There are much fewer data on the effect of antimicrobial restriction on endemic resistance. Antimicrobial restriction at the UPMC has resulted in sustained improvement in hospital-wide susceptibility of Pseudomonas organisms to quinolones, cefepime, and piperacillin/tazobactam. These data suggest that endemic resistance can be improved with an antimicrobial management program. We hypothesize that, by improving antimicrobial susceptibilities, patients are more likely to receive appropriate empirical antimicrobial therapy, but this outcome remains to be measured.
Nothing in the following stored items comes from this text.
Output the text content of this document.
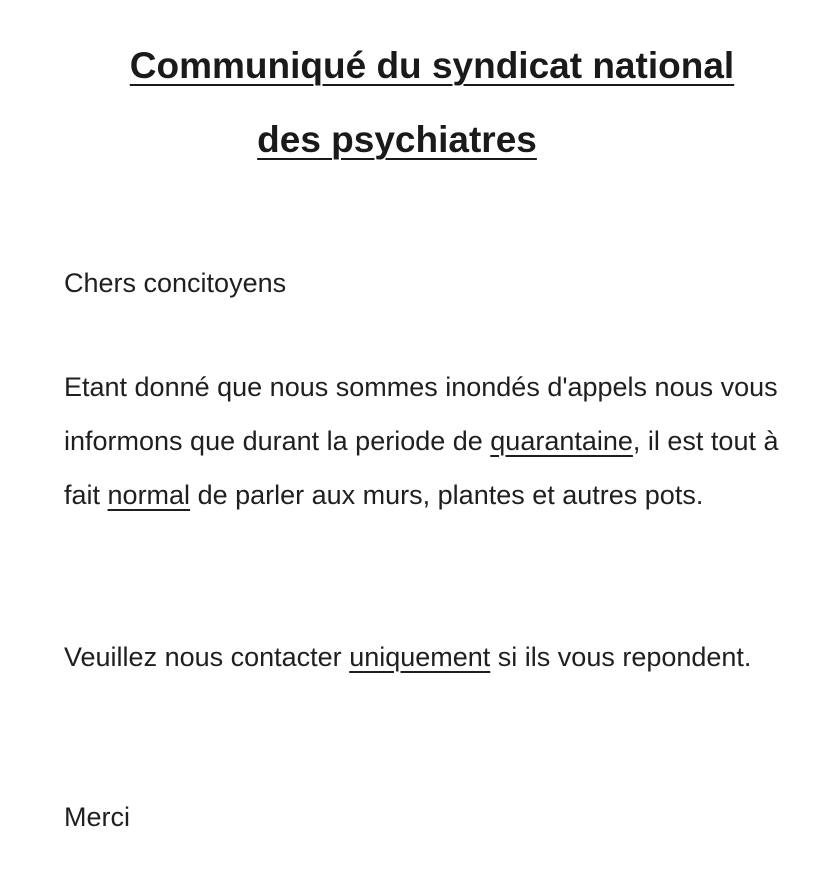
Communiqué du syndicat national
des psychiatres

Chers concitoyens

Etant donné que nous sommes inondés d'appels nous vous informons que durant la periode de quarantaine, il est tout à fait normal de parler aux murs, plantes et autres pots.

Veuillez nous contacter uniquement si ils vous repondent.

Merci
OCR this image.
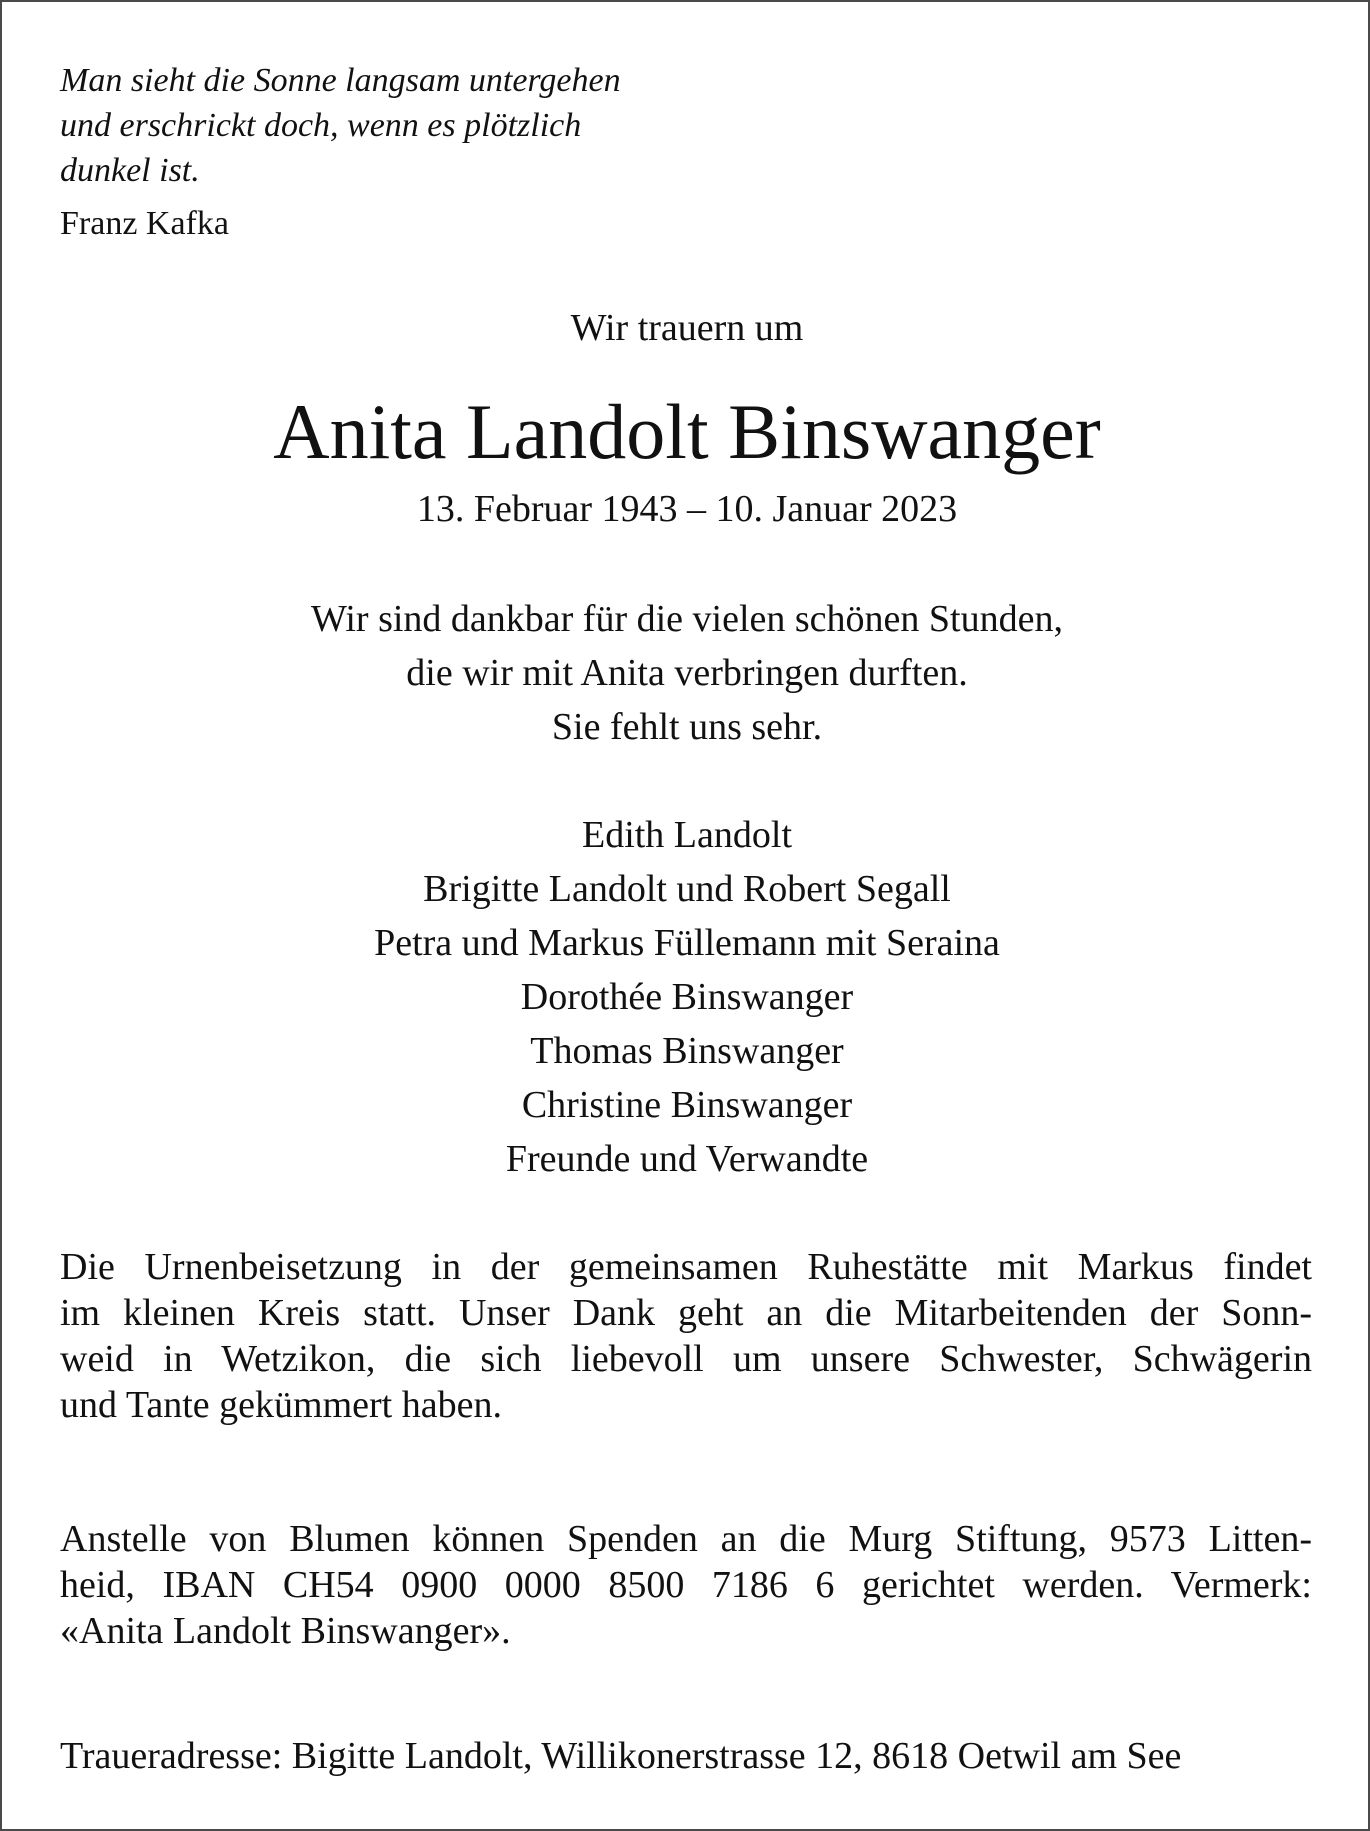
Man sieht die Sonne langsam untergehen
und erschrickt doch, wenn es plötzlich
dunkel ist.
Franz Kafka
Wir trauern um
Anita Landolt Binswanger
13. Februar 1943 – 10. Januar 2023
Wir sind dankbar für die vielen schönen Stunden,
die wir mit Anita verbringen durften.
Sie fehlt uns sehr.
Edith Landolt
Brigitte Landolt und Robert Segall
Petra und Markus Füllemann mit Seraina
Dorothée Binswanger
Thomas Binswanger
Christine Binswanger
Freunde und Verwandte
Die Urnenbeisetzung in der gemeinsamen Ruhestätte mit Markus findet
im kleinen Kreis statt. Unser Dank geht an die Mitarbeitenden der Sonn-
weid in Wetzikon, die sich liebevoll um unsere Schwester, Schwägerin
und Tante gekümmert haben.
Anstelle von Blumen können Spenden an die Murg Stiftung, 9573 Litten-
heid, IBAN CH54 0900 0000 8500 7186 6 gerichtet werden. Vermerk:
«Anita Landolt Binswanger».
Traueradresse: Bigitte Landolt, Willikonerstrasse 12, 8618 Oetwil am See
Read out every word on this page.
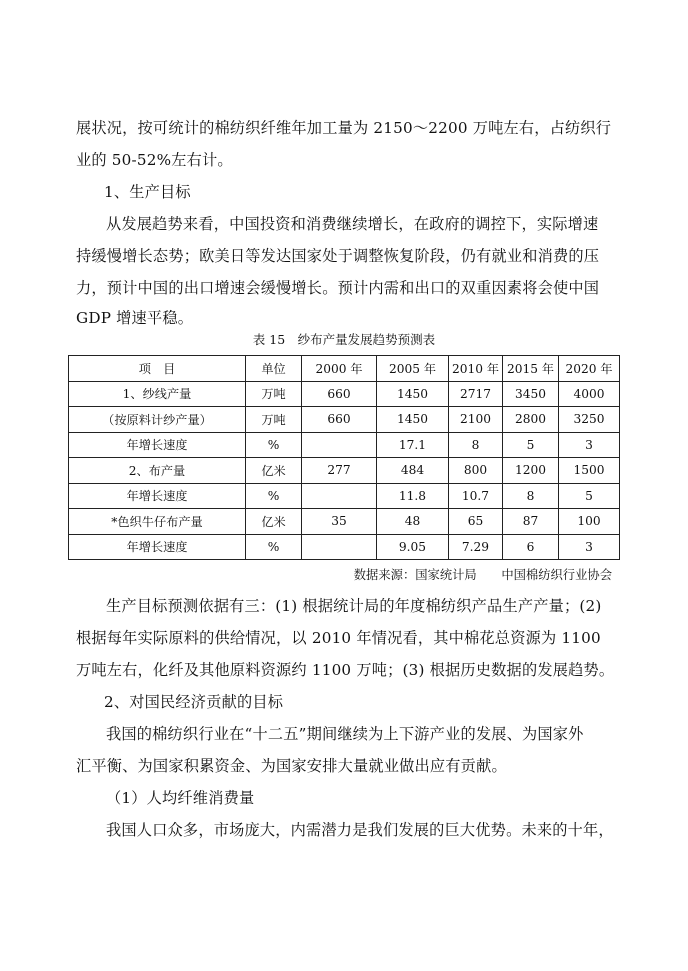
展状况，按可统计的棉纺织纤维年加工量为 2150～2200 万吨左右，占纺织行
业的 50-52%左右计。
1、生产目标
从发展趋势来看，中国投资和消费继续增长，在政府的调控下，实际增速
持缓慢增长态势；欧美日等发达国家处于调整恢复阶段，仍有就业和消费的压
力，预计中国的出口增速会缓慢增长。预计内需和出口的双重因素将会使中国
GDP 增速平稳。
表 15　纱布产量发展趋势预测表
项　目	单位	2000 年	2005 年	2010 年	2015 年	2020 年
1、纱线产量	万吨	660	1450	2717	3450	4000
（按原料计纱产量）	万吨	660	1450	2100	2800	3250
年增长速度	%		17.1	8	5	3
2、布产量	亿米	277	484	800	1200	1500
年增长速度	%		11.8	10.7	8	5
*色织牛仔布产量	亿米	35	48	65	87	100
年增长速度	%		9.05	7.29	6	3
数据来源：国家统计局　　中国棉纺织行业协会
生产目标预测依据有三：(1) 根据统计局的年度棉纺织产品生产产量；(2)
根据每年实际原料的供给情况，以 2010 年情况看，其中棉花总资源为 1100
万吨左右，化纤及其他原料资源约 1100 万吨；(3) 根据历史数据的发展趋势。
2、对国民经济贡献的目标
我国的棉纺织行业在“十二五”期间继续为上下游产业的发展、为国家外
汇平衡、为国家积累资金、为国家安排大量就业做出应有贡献。
（1）人均纤维消费量
我国人口众多，市场庞大，内需潜力是我们发展的巨大优势。未来的十年，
In summary, management of serious infections is a balance between optimizing empirical therapy for individual patients, which consistently has been shown to improve outcomes, and reducing unnecessary antimicrobial use, which may contribute to antimicrobial resistance. Institutional efforts to optimize antimicrobial use should concentrate on patient outcomes, receive multidisciplinary support, and use a combination of interventions customized to the needs, resources, and information technology infrastructure of the institution.

Acknowledgments

Potential conflicts of interest. D.L.P. has received research grant support from Elan, Merck, Pfizer, and AstraZeneca and serves on the speakers' bureaus of Elan, Merck, Pfizer, Roche, and Cubist.